Such a device may incorporate one or more of the following
features: electrochemically grown self-aligning electrodes, active
gap adjustment, and gold as the electrode material. In use, such a
device may be able to deal with the potential problems of secondary
and tertiary structures in long DNA transits. Furthermore, the
assembly of such devices may be facilitated and even automated for
consistency from unit to unit, thereby mitigating uncertainties in
the performance of one-off designs. The assembly and
functionalization methods allow for reforming and healing of
devices whose readers have been damaged or otherwise spent.
EXAMPLES
[0193] Example 1: Electrode-tethered guanidinium ions can be used
to complete an electrical circuit for "reading" bases in single
stranded DNA.
[0194] Hydrogen bonds are the molecular "Velcro" on Which much of
the reversible and chemically-specific bonding in biology is
based..sup.186 It has recently been shown that hydrogen bonds can
also enhance electron transport significantly,.sup.12, 90
observations that suggest a basis for a new type of electrical
biosensor. This sensor would use two sets of hydrogen bonds to
complete an electrical circuit by simultaneously binding two
independent sites on a target molecule.
[0195] Electrical contacts to DNA are currently made by means of
covalent modifications.sup.187 but it is possible to form "generic"
hydrogen bonds to DNA by means of an interaction between the
backbone phosphates and guanidinium ions..sup.188 This then allows
the construction of a "molecular sandwich" consisting of hydrogen
bonded contacts to DNA via the phosphates on one side and a base on
the other side as illustrated schematically in FIG. 1. The use of
different "Base Recognition" elements (FIG. 1) generates electrical
signals characteristic of a particular target base in the DNA.
[0196] A guanidinium monolayer was prepared by reacting
.beta.-mercaptoethylguanidine ("Phosphate Recognition" element)
with Au (111) surfaces and scanning tunneling microscope (STM)
images (taken in Tris buffer) are shown in FIGS. 11B and C. The
single-atom deep pits characteristic of thiol adsorption on
gold.sup.189 (arrows in FIG. 11B) proved to be sensitive to the
anions in solution and disappear in phosphate buffer.
[0197] DNA molecules in Tris buffer bind to these surfaces rapidly
and irreversibly, as verified by surface plasmon resonance and
Fourier transform infrared absorption spectroscopy. The adsorption
is specific because it is inhibited in phosphate buffer.
[0198] Electrical contact to the backbone phosphates was verified
by taking STM images of DNA adlayers on the
guanidinium-functionalized electrodes. STM of DNA.sup.190, 102, 8
has been the subject of controversy.sup.103 and the images of these
adlayers have unexpected properties, so the same region of the
guanidinium-treated substrate was imaged before and after injection
of a 2.8 kbp double stranded (ds) plasmid DNA (Litmus 28i from New
England Biolabs) into the sample cell of the microscope (FIGS. 14A
and B). The underlying gold reorganizes, causing the pits (arrows,
FIG. 14A) to disappear and a striped texture to appear on the
surface (white lines, FIG. 14B) when DNA is adsorbed. A
median-leveled image of a flatter region (FIG. 14C) shows the dsDNA
geometry quite clearly. The individual dsDNA molecules look like
rows of "beads" (arrows) with a helical repeat of 2.9 nm, close to
that of A-DNA (see the 2D-FFT, inset). The intermolecular packing
distance (white lines) is about 2.8 nm. The dsDNA packs into a
dense, highly organized layer, despite its nominally circular
structure. To test the interpretation of the "beads" as turns of
the double helix, long single-stranded (ss) loops of DNA (the 6.8
kb M13 genome) were imaged. A characteristic image is shown in FIG.
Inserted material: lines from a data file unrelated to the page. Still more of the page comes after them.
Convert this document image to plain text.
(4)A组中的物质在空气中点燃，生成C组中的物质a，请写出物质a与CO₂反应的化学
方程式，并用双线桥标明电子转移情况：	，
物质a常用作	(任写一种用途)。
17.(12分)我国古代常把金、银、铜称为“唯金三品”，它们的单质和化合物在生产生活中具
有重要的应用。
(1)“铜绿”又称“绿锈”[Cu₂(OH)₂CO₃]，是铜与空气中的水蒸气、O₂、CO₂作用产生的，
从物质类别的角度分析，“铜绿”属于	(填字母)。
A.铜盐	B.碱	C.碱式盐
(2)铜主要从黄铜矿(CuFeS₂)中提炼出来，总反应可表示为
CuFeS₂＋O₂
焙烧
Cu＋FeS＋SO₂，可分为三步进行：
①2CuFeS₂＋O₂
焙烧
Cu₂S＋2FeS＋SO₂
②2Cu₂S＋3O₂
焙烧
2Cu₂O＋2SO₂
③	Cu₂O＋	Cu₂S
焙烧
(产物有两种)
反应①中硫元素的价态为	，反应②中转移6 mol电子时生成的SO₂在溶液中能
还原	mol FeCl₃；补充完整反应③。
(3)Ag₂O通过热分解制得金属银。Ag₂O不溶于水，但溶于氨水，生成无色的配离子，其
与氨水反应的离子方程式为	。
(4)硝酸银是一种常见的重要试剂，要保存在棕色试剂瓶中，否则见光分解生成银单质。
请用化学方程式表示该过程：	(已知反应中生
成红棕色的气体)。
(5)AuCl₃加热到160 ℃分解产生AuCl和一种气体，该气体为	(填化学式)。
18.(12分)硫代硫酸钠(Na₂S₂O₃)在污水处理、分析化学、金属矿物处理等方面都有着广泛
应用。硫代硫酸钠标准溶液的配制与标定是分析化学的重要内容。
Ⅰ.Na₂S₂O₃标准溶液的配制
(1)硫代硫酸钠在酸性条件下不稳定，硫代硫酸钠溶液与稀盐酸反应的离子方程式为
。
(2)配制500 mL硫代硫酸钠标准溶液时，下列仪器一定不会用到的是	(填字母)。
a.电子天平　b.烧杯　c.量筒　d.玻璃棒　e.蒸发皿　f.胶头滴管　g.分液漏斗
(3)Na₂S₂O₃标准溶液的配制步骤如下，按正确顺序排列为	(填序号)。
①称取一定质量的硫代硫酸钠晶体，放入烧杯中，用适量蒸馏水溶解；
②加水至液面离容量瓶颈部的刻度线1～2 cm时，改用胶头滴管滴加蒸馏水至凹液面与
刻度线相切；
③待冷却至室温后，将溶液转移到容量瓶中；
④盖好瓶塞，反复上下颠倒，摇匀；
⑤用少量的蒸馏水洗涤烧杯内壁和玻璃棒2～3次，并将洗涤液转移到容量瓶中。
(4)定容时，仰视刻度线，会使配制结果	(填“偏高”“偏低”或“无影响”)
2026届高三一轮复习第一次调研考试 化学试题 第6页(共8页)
14D. The "beads" are absent and the features are narrower. The need
for specific hydrogen-bonds was tested by attempting to image DNA
on cystamine-treated gold electrodes (which interact with
phosphates less specifically) but images were unobtainable.
[0199] Images of small ssDNA oligomers (12 to 79 bases) appeared to
be extremely smooth, presumably because they were more perfectly
packed, but when molecular features were resolved, they
corresponded to the known dimensions of the oligomers. These
densely packed layers appear to require DNA-DNA interactions (much
like bulk DNA condensation.sup.101) because the shortest oligomers
and DNA minicircles (too small to bend) did not form ordered
layers. In turn, the ordering appears to be necessary to hold the
DNA in place under the sweeping motion of the STM probe, as atomic
force microscopy clearly shows that isolated molecules can adsorb
as well.
[0200] To test for the role of DNA-DNA interactions in the
reversibility of the absorption process, the adhesion of single
molecules using DNA tethered to an AFM probe was measured. The
force curves obtained on pulling the DNA away from the surface
showed features characteristic of the breaking of individual
hydrogen bonds, suggesting that additional DNA-DNA interactions are
required for the formation of the ordered monolayers.
[0201] The STM images demonstrate that charge can be transported
laterally through the tethered guanidinium and the ssDNA or dsDNA
molecules with a conductance on the order of a few tens of pS
(currents of ca. 10 pA at a bias of a fraction of a volt).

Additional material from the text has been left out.